Pelanggan itu memukul Zia dengan sangat keras, hingga membuat ibunya berteriak histeris, "Tidakk, jangan pukul anakku! Aku mohon, maafkan dia." Sambil berlutut.
"Kenapa kamu tidak menurut saja, menuruti perintah ibumu yang sudah tua itu, berlutut dan minta maaf, cepat!" Sambil memaksa Zia. Namun untuk ketiga kalinya Zia meludahinya. Sehingga membuat pelanggan itu sangat marah. Pelanggan itu memberi isyarat kepada geng motor itu untuk memukul ibu Zia sementara dia memukul Zia.
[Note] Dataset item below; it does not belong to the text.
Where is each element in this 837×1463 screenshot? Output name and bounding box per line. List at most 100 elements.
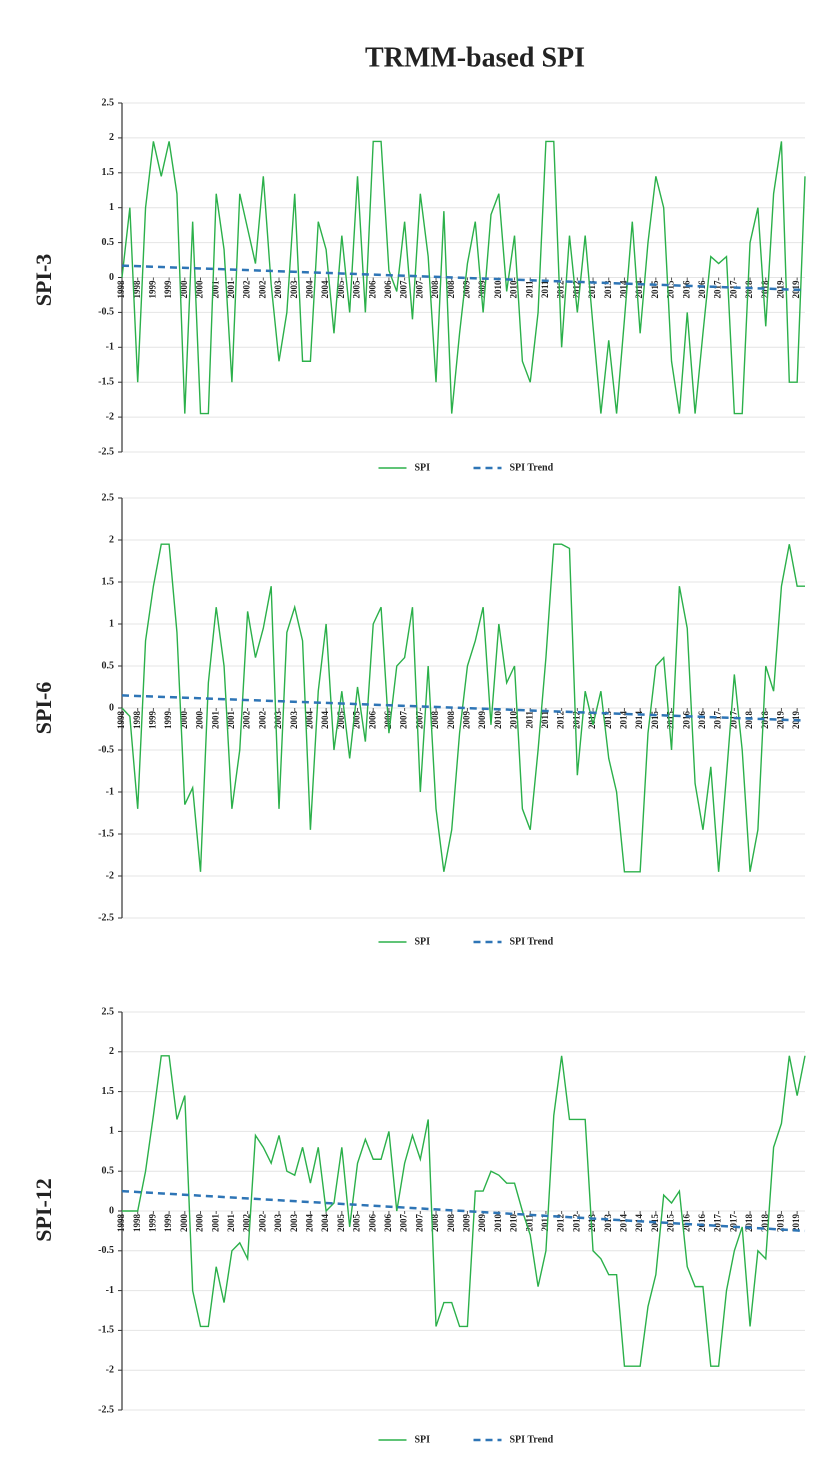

Keduanya pun dipukuli, Zia melihat ibunya tergeletak lemah di tanah, dia pun dengan cepat mengambil batu bata, dan memukul pelanggan itu dengan brutal sambil berteriak, "Aku tidak bersalah, aku bilang aku tidak bersalah!." Kata-kata itu terus diulang-ulangnya, membuat anak-anak geng motor itu terdiam dan berhenti memukul ibu Zia.
"Hahh hahhh"
Zia menghentikan aksinya, pakaian yang dikenakannya penuh dengan darah dari kepala pelanggan itu.
"Masih ada yang menantangku? Kemarilah, akan kuhabisi kalian semua!" Dengan penuh amarah, Zia menantang geng motor itu.
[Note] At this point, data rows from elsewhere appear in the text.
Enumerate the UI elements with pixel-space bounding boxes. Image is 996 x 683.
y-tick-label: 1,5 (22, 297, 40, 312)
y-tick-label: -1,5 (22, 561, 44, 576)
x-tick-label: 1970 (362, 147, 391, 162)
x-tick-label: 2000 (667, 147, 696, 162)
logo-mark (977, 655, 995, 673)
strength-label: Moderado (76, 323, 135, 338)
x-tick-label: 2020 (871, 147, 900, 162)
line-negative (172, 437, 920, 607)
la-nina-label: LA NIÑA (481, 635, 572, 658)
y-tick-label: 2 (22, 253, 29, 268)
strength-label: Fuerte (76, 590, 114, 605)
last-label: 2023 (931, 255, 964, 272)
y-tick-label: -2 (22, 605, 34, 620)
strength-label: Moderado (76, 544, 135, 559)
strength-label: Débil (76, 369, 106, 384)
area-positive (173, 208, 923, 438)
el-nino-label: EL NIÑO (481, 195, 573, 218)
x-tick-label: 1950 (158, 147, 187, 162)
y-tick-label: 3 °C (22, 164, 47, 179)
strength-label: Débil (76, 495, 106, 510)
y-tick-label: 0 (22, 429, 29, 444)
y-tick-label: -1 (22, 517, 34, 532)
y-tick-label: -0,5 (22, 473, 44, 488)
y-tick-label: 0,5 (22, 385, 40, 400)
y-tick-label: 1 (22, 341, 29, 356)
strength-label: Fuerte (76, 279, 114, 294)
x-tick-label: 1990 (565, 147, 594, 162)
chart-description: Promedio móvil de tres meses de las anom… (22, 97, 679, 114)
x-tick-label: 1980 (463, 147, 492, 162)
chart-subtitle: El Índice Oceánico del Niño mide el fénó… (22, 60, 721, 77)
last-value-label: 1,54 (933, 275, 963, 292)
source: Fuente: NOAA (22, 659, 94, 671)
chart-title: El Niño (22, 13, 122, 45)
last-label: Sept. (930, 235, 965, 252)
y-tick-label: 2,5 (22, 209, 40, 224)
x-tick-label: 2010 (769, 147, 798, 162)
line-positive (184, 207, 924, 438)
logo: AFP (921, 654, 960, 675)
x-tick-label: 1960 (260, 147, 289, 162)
"Berani sekali kau mendekati kami, nanti ibumu juga yang mati!" sambung salah satu anak dari geng motor itu. Zia tidak mendengarkannya, ia malah terus melangkah maju mendekati ibunya. Lalu, dari belakang ibu Zia.
Plakk..!!
Sebuah pukulan yang sangat keras menghantam kepala ibunya, menggunakan tongkat baseball. Ibu Zia pun jatuh tergeletak dengan bersimbah darah.
"Ibu...!" teriak Zia histeris dan menangis sangat keras, sementara geng motor dan pembeli itu berlarian. Zia segera membawa ibunya ke rumah sakit, karena pendarahannya sangat banyak, ibunya harus menjalani operasi dan dirawat. Sementara itu, ia bingung harus mencari biaya rumah sakit dari mana. Ia menduga, andai saja keluarga ibunya tidak bangkrut, mungkin mereka tidak akan mengalami kesulitan seperti sekarang.
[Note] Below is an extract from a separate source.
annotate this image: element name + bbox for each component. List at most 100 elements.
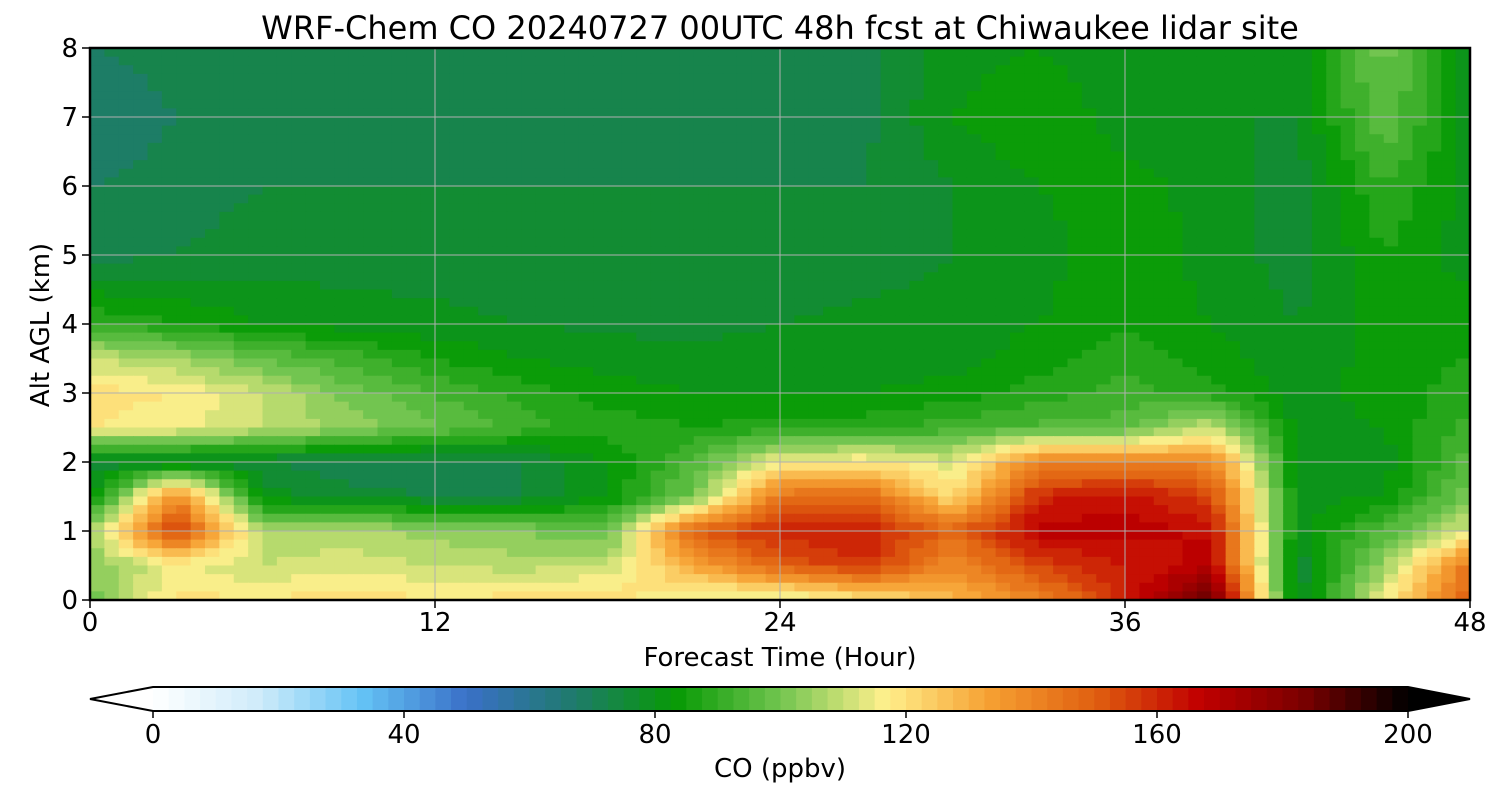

Zia keluar rumah tanpa arah, merasakan sakit di sekujur tubuhnya. Menatap tangan penuh darah, menatap ke depan tanpa arah. Ia rindu ayahnya, ia rindu masa kecilnya dulu. Ia tak sanggup lagi menahan sakit, ia pun memanjat tepi jembatan dan menatap sungai yang lebar. Ia pun sempat berpikir untuk mengakhiri hidupnya di sana.
"Tuhan andai saja aku hidup lebih awal sebelum semuanya lenyap, aku ingin memperbaiki semuanya." Zia penuh harap, memejamkan mata dan berdoa, hingga air matanya jatuh. Saat air mata Zia jatuh, ia tiba-tiba terjatuh dan tenggelam di sungai yang dalam. Ia mendongak dan berkata dalam hati, "Apakah aku akan mati? Ibu, maafkan aku."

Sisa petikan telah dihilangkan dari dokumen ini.